Download or read book Linear Statistical Models written by James H. Stapleton and published by John Wiley & Sons. This book was released on 2009-08-03 with total page 517 pages. Available in PDF, EPUB and Kindle. Book excerpt: Praise for the First Edition "This impressive and eminently readable text . . . [is] a welcome addition to the statistical literature." —The Indian Journal of Statistics Revised to reflect the current developments on the topic, Linear Statistical Models, Second Edition provides an up-to-date approach to various statistical model concepts. The book includes clear discussions that illustrate key concepts in an accessible and interesting format while incorporating the most modern software applications. This Second Edition follows an introduction-theorem-proof-examples format that allows for easier comprehension of how to use the methods and recognize the associated assumptions and limits. In addition to discussions on the methods of random vectors, multiple regression techniques, simultaneous confidence intervals, and analysis of frequency data, new topics such as mixed models and curve fitting of models have been added to thoroughly update and modernize the book.

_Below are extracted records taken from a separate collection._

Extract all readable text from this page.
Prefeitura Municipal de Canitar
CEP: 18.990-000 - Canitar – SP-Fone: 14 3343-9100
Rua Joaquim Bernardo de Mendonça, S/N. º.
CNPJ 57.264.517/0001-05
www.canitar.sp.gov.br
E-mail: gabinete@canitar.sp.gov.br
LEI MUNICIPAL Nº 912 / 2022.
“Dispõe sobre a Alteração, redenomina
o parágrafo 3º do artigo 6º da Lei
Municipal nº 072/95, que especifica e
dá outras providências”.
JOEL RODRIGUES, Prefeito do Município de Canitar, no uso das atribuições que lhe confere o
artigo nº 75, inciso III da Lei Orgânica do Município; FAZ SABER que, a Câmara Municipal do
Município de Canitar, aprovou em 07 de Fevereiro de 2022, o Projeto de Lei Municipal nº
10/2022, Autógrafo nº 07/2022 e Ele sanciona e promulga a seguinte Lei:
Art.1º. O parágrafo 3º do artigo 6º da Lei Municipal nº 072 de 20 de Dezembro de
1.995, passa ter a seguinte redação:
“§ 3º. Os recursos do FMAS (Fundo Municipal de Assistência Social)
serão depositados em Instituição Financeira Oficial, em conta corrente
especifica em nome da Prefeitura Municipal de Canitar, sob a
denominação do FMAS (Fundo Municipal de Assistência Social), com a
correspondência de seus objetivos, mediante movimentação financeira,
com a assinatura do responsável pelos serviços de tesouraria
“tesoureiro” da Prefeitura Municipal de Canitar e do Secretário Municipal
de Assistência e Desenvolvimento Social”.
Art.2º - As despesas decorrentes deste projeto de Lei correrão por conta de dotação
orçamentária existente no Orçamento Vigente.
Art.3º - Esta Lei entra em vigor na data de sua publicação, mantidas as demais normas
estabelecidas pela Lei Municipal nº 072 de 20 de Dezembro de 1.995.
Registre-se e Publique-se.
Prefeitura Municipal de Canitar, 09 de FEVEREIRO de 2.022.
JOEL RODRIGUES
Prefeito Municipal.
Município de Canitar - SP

Additional topical coverage includes: An introduction to R and S-Plus® with many examples Multiple comparison procedures Estimation of quantiles for regression models An emphasis on vector spaces and the corresponding geometry Extensive graphical displays accompany the book's updated descriptions and examples, which can be simulated using R, S-Plus®, and SAS® code. Problems at the end of each chapter allow readers to test their understanding of the presented concepts, and additional data sets are available via the book's FTP site. Linear Statistical Models, Second Edition is an excellent book for courses on linear models at the upper-undergraduate and graduate levels. It also serves as a comprehensive reference for statisticians, engineers, and scientists who apply multiple regression or analysis of variance in their everyday work.

Book In All Likelihood

    Book Details:
  • Author : Yudi Pawitan
  • Publisher : OUP Oxford
  • Release : 2013-01-17
  • ISBN : 0191650587
  • Pages : 626 pages

Download or read book In All Likelihood written by Yudi Pawitan and published by OUP Oxford. This book was released on 2013-01-17 with total page 626 pages. Available in PDF, EPUB and Kindle. Book excerpt: Based on a course in the theory of statistics this text concentrates on what can be achieved using the likelihood/Fisherian method of taking account of uncertainty when studying a statistical problem. It takes the concept ot the likelihood as providing the best methods for unifying the demands of statistical modelling and the theory of inference. Every likelihood concept is illustrated by realistic examples, which are not compromised by computational problems. Examples range from a simile comparison of two accident rates, to complex studies that require generalised linear or semiparametric modelling. The emphasis is that the likelihood is not simply a device to produce an estimate, but an important tool for modelling. The book generally takes an informal approach, where most important results are established using heuristic arguments and motivated with realistic examples. With the currently available computing power, examples are not contrived to allow a closed analytical solution, and the book can concentrate on the statistical aspects of the data modelling. In addition to classical likelihood theory, the book covers many modern topics such as generalized linear models and mixed models, non parametric smoothing, robustness, the EM algorithm and empirical likelihood.